According to a first aspect there is provided a media handler for detecting counterfeit media, the media handler comprising: a plurality of discrete sensors distributed along a transport path operable to transport a media item, and a controller operable to receive signals from the plurality of discrete sensors and to make a decision on validity of the transported media item based on the received signals.
The transport path may comprise a banknote dispense path operable to pick media items from a currency cassette and to dispense those picked media items to a customer. The discrete sensors may be distributed along a transport path between (i) a pick area adjacent a pick unit, and (ii) a media item divert area in the vicinity of (or adjacent to) a purge container. The discrete sensors may not all be housed within a single module. This allows the sensors to be moved relative to each other, so that each media handler does not sense the same part of a media item as other media handlers of the same design. This ensures that counterfeiters cannot merely provide a genuine portion of a media item at a location on the media item corresponding to the position of the discrete sensors.
Optionally, the transport path may comprise a banknote deposit path operable to receive media items from a customer and to deposit those received media items into a media item container.
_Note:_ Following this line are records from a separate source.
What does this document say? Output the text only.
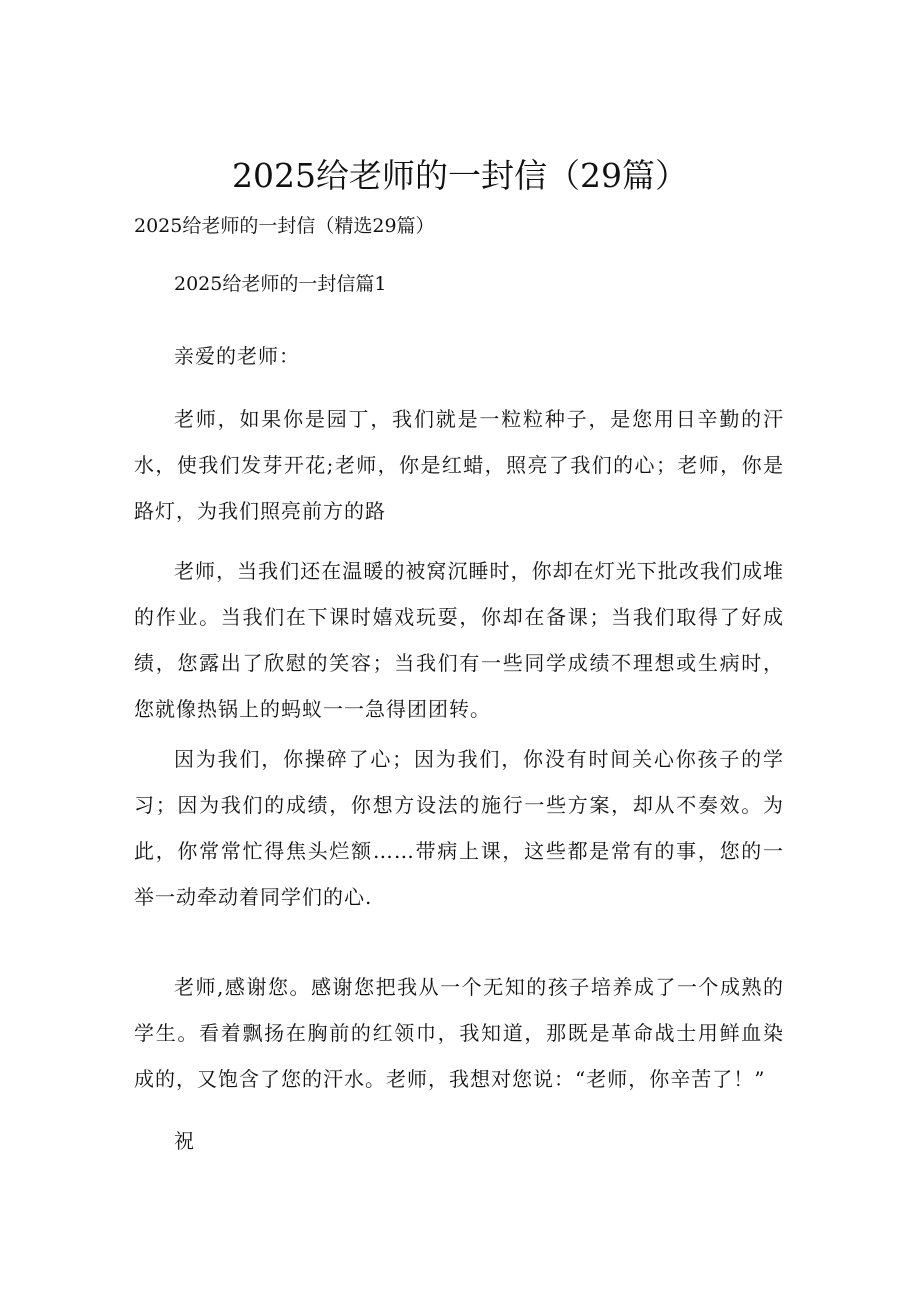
2025给老师的一封信（29篇）
2025给老师的一封信（精选29篇）
2025给老师的一封信篇1

亲爱的老师：

老师，如果你是园丁，我们就是一粒粒种子，是您用日辛勤的汗水，使我们发芽开花;老师，你是红蜡，照亮了我们的心；老师，你是路灯，为我们照亮前方的路

老师，当我们还在温暖的被窝沉睡时，你却在灯光下批改我们成堆的作业。当我们在下课时嬉戏玩耍，你却在备课；当我们取得了好成绩，您露出了欣慰的笑容；当我们有一些同学成绩不理想或生病时，您就像热锅上的蚂蚁一一急得团团转。

因为我们，你操碎了心；因为我们，你没有时间关心你孩子的学习；因为我们的成绩，你想方设法的施行一些方案，却从不奏效。为此，你常常忙得焦头烂额……带病上课，这些都是常有的事，您的一举一动牵动着同学们的心.

老师,感谢您。感谢您把我从一个无知的孩子培养成了一个成熟的学生。看着飘扬在胸前的红领巾，我知道，那既是革命战士用鲜血染成的，又饱含了您的汗水。老师，我想对您说：“老师，你辛苦了！”

祝
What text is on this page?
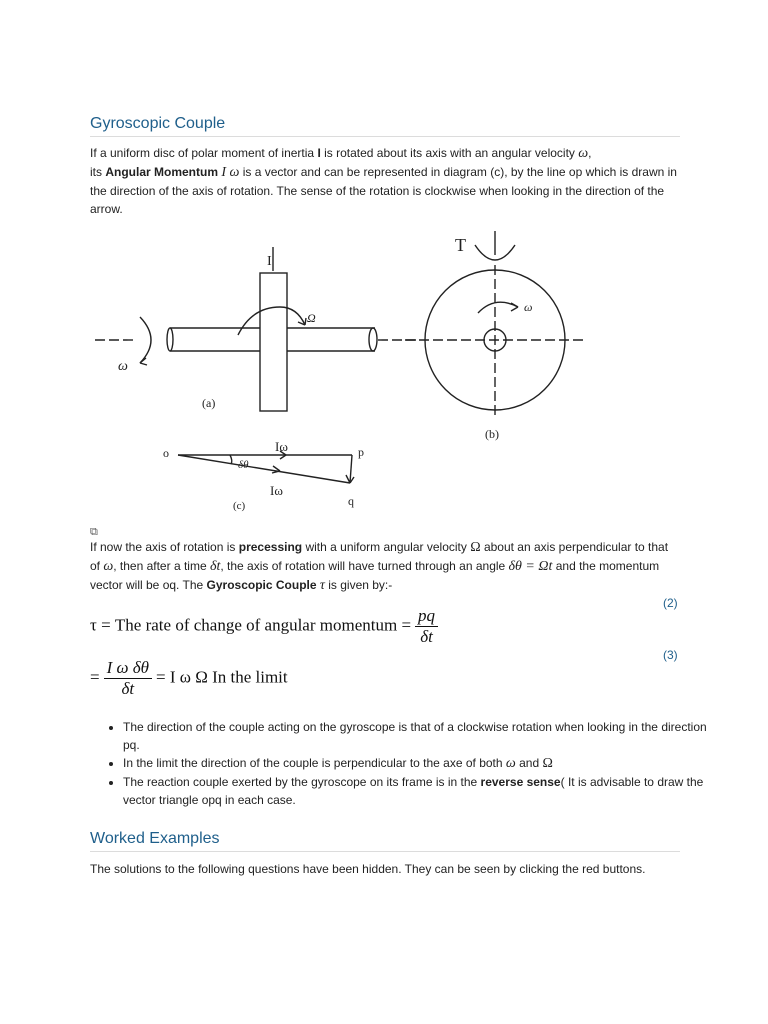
Gyroscopic Couple

If a uniform disc of polar moment of inertia I is rotated about its axis with an angular velocity ω,
its Angular Momentum I ω is a vector and can be represented in diagram (c), by the line op which is drawn in the direction of the axis of rotation. The sense of the rotation is clockwise when looking in the direction of the arrow.

I
ω
Ω
(a)
T
ω
(b)
o	p
q
Iω
Iω
δθ
(c)
⧉

If now the axis of rotation is precessing with a uniform angular velocity Ω about an axis perpendicular to that of ω, then after a time δt, the axis of rotation will have turned through an angle δθ = Ωt and the momentum vector will be oq. The Gyroscopic Couple τ is given by:-

(2)
τ = The rate of change of angular momentum = $\frac{pq}{\delta t}$
(3)
= $\frac{\text{I ω δθ}}{\delta t} = I$ ω Ω In the limit
• The direction of the couple acting on the gyroscope is that of a clockwise rotation when looking in the direction pq.
• In the limit the direction of the couple is perpendicular to the axe of both ω and Ω
• The reaction couple exerted by the gyroscope on its frame is in the reverse sense( It is advisable to draw the vector triangle opq in each case.
Worked Examples

The solutions to the following questions have been hidden. They can be seen by clicking the red buttons.
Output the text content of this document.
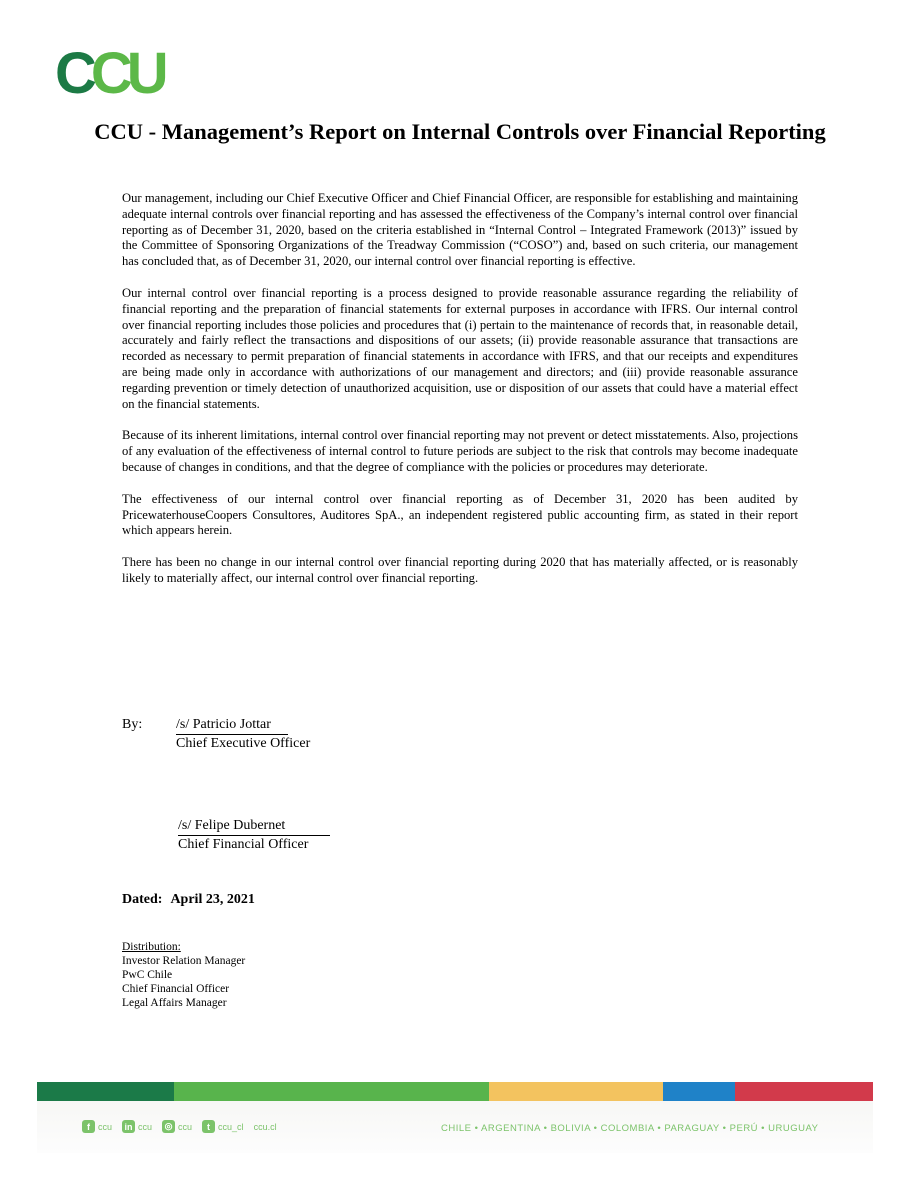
CCU
CCU - Management’s Report on Internal Controls over Financial Reporting

Our management, including our Chief Executive Officer and Chief Financial Officer, are responsible for establishing and maintaining adequate internal controls over financial reporting and has assessed the effectiveness of the Company’s internal control over financial reporting as of December 31, 2020, based on the criteria established in “Internal Control – Integrated Framework (2013)” issued by the Committee of Sponsoring Organizations of the Treadway Commission (“COSO”) and, based on such criteria, our management has concluded that, as of December 31, 2020, our internal control over financial reporting is effective.

Our internal control over financial reporting is a process designed to provide reasonable assurance regarding the reliability of financial reporting and the preparation of financial statements for external purposes in accordance with IFRS. Our internal control over financial reporting includes those policies and procedures that (i) pertain to the maintenance of records that, in reasonable detail, accurately and fairly reflect the transactions and dispositions of our assets; (ii) provide reasonable assurance that transactions are recorded as necessary to permit preparation of financial statements in accordance with IFRS, and that our receipts and expenditures are being made only in accordance with authorizations of our management and directors; and (iii) provide reasonable assurance regarding prevention or timely detection of unauthorized acquisition, use or disposition of our assets that could have a material effect on the financial statements.

Because of its inherent limitations, internal control over financial reporting may not prevent or detect misstatements. Also, projections of any evaluation of the effectiveness of internal control to future periods are subject to the risk that controls may become inadequate because of changes in conditions, and that the degree of compliance with the policies or procedures may deteriorate.

The effectiveness of our internal control over financial reporting as of December 31, 2020 has been audited by PricewaterhouseCoopers Consultores, Auditores SpA., an independent registered public accounting firm, as stated in their report which appears herein.

There has been no change in our internal control over financial reporting during 2020 that has materially affected, or is reasonably likely to materially affect, our internal control over financial reporting.

By: /s/ Patricio Jottar
Chief Executive Officer
/s/ Felipe Dubernet
Chief Financial Officer
Dated: April 23, 2021
Distribution:
Investor Relation Manager
PwC Chile
Chief Financial Officer
Legal Affairs Manager
f ccu in ccu ◎ ccu	t ccu_cl ccu.cl	CHILE • ARGENTINA • BOLIVIA • COLOMBIA • PARAGUAY • PERÚ • URUGUAY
Optionally, the transport path may comprise a bi-directional banknote dispense and deposit path operable to receive media items from a customer and to dispense media items to a customer.
The discrete sensors may comprise two or more of the following types of discrete sensor: a UV sensor, an IR sensor, a sensor generally operable in a green portion of the electro-magnetic visible spectrum, a sensor generally operable in a red portion of the electro-magnetic visible spectrum, a sensor generally operable in a blue portion of the electro-magnetic visible spectrum, and an ultrasonic sensor.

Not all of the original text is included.